Les prix sont assez onéreux...
Oui, on est vraiment sur du haut de gamme. La qualité du coton, de l’impression, la fabrication à Paris – ou en tout cas made in France – sont des éléments primordiaux. Alors c’est vrai qu’un t-shirt Noir Noir sera autour de 120 euros et que certaines personnes trouveront que c’est très cher alors que c’est le juste prix pour une pièce entièrement montée à Paris. Et à côté de ça, il y a des marques qui peuvent tout vendre. Ça ne choquera personne de payer un t-shirt siglé Christopher Kane à 300 euros, de payer un sac en toile cirée à prix d’or… Les gens achètent parce que ce sont des marques connues à l’international, mais ça ne suit pas derrière.
Il y a très peu de communication au sujet des matières, de la fabrication, selon vous, c'est volontaire ?
Il y a assurément une opacité entretenue, et derrière ça des consommateurs qui se font avoir. C'est d'ailleurs bien pour ça qu'elle est entretenue. Or nous, nous n'avons aucun intérêt à être opaques. Nous faisons partie des derniers artisans textiles à faire du made in France. C'est notre crédo, pas seulement un moyen de communiquer, de faire parler de nous. On ne s'amuse pas à ré-étiqueter derrière...

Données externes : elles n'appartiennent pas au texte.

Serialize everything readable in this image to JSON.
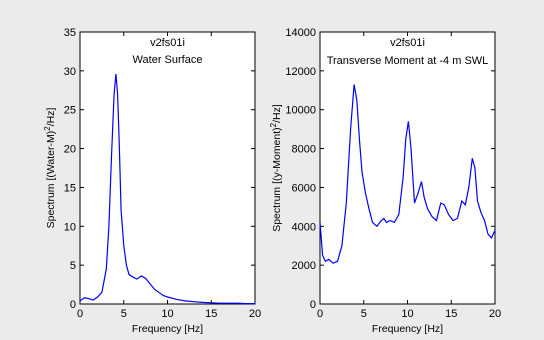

Aujourd'hui, il y a tellement de produits surestimés. APC, par exemple, c'est très clair, c'est fait en Tunisie, il prend des toiles japonaises, c'est un mec qui a toujours été très clair, qui a un produit au juste prix. C'est d'ailleurs un sujet sur lequel il est franc. Dans le monde de la mode, il y en a qui font des marges de martiens sur leurs produits. Il faudrait qu'il y ait une éducation du consommateur, mais c'est impossible, personne ne va jouer le jeu. La force aujourd’hui, ce n’est plus le produit, c’est le média. On l’a vu avec Hype Means Nothing. On a eu une parution presse de Rihanna avec un t-shirt de la marque et depuis c’est le bordel… Et c’est assez drôle parce que cinq jours avant la photo, les gens nous snobaient. Le produit, les gens s’en foutent. La valeur du produit est justifiée par celui qui le porte. Nous, on n'est pas du tout dans ce genre de choses, on a vraiment envie de tester des trucs, qu'il se passe quelque chose. On ne veut pas être déconnecté de la fabrication, pour nous, c'est le plus important.